Porque a veces sería más cómodo pensar que no compartimos las preguntas de Fer. Que no hemos caído en el abatimiento de Silvia. Que no hemos sufrido pérdidas como la que marca la vida de Sara. Pero si caemos en esa ceguera nos haremos, ella nos lo advierte, pequeños, renunciaremos a la posibilidad de construirnos, de ser de verdad, de alcanzar -como ella- ese lugar en el que la identidad es el resultado de una decisión y no la consecuencia del azar y de los caprichos ajenos. La solución no es sencilla, porque mirar la vida de frente supone asumir también el rencor -«He perdonado a mi marido. A vuestro padre, no», afirma la protagonista en una de las frases más contundentes de la novela-, pero es en esa valentía -en ese retrato poético, que no edulcorado, de la realidad- donde se hace grande esta novela. Una historia que encierra uno de los cantos a la vida -y a la mujer- más hermosos que he leído, un mensaje que no nace de frases engoladas ni de situaciones inverosímiles de emoción tramposa y final felizmente catártico, sino de la pintura desnuda y valiente de los hechos que componen una vida. La suya. Y la nuestra.

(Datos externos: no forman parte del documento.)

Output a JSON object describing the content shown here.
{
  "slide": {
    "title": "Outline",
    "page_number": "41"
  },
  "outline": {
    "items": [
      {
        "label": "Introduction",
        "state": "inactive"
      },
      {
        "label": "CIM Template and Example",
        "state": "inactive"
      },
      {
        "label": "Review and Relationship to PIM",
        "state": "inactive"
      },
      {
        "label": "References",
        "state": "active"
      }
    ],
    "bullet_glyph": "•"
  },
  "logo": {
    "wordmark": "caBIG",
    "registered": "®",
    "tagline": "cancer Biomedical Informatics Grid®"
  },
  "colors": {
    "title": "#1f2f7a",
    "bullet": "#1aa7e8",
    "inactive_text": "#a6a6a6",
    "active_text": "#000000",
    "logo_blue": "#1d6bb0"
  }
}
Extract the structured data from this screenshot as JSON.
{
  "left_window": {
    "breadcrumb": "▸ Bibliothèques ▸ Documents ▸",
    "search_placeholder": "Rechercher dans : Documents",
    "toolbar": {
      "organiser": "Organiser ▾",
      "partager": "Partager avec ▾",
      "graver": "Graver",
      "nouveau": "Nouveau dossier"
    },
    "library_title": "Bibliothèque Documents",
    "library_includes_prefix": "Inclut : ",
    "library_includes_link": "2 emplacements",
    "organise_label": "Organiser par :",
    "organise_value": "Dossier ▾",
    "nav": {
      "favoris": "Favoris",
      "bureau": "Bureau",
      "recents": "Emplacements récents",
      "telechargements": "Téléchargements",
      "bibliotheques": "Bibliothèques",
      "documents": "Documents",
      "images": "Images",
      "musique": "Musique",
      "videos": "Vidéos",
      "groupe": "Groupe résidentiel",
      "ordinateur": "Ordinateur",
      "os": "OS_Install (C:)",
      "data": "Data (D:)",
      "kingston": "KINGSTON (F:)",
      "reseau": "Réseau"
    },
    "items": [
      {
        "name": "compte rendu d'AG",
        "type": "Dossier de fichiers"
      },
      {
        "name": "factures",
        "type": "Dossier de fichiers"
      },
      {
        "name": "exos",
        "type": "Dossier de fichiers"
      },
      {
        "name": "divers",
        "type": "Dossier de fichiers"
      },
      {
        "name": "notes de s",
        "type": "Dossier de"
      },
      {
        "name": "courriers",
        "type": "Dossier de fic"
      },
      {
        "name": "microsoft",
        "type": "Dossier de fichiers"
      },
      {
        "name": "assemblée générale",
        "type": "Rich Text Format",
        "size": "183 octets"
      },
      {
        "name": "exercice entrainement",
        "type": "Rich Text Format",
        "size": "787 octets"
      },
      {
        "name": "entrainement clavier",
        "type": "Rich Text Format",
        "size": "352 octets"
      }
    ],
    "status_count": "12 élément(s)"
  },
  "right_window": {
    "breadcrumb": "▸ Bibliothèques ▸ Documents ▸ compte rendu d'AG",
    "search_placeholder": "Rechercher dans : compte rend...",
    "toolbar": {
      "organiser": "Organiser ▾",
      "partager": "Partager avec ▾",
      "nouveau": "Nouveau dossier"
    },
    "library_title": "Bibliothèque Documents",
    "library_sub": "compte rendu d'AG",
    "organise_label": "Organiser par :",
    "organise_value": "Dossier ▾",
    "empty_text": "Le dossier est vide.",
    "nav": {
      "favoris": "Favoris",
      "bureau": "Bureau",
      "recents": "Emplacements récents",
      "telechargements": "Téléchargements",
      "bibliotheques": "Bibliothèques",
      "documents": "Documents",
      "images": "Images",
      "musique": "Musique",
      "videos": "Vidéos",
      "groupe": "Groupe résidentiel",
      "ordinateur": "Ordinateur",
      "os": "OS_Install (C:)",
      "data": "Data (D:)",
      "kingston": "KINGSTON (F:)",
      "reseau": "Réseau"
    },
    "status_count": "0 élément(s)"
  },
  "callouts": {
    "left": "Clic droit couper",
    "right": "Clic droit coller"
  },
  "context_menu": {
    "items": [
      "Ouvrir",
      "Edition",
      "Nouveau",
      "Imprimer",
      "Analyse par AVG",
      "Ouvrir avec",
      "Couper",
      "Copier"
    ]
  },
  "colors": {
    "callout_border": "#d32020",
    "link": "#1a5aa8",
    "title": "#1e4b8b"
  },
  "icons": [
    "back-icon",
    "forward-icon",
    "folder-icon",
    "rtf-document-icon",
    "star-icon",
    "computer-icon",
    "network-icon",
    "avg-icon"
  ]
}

Estructurada en tres partes, la ejecución es limpia y equilibrada. Sin excesos verbales y con un magnífico dominio de la elipsis que permite que la sinfonía se perciba con la claridad que tan sutil partitura necesita. Sutil porque su música se adentra en nosotros despacio y contumaz, nota a nota, página a página, personaje a personaje. El dibujo sólido de los secundarios. La veracidad -y el fino sentido del humor- de los diálogos. La pertinencia de las descripciones. El lirismo de la narración.  Todo en esta novela encaja. Todo significa. Todo aporta. Y, lo más importante, todo emociona.

Hay libros que no solo cuentan una vida, sino que -más aún- consiguen hacerse un hueco importante en la nuestra. Y esta novela, sin duda, lo logra. Ha llegado para que no nos olvidemos de no ser pequeños. Y para quedarse.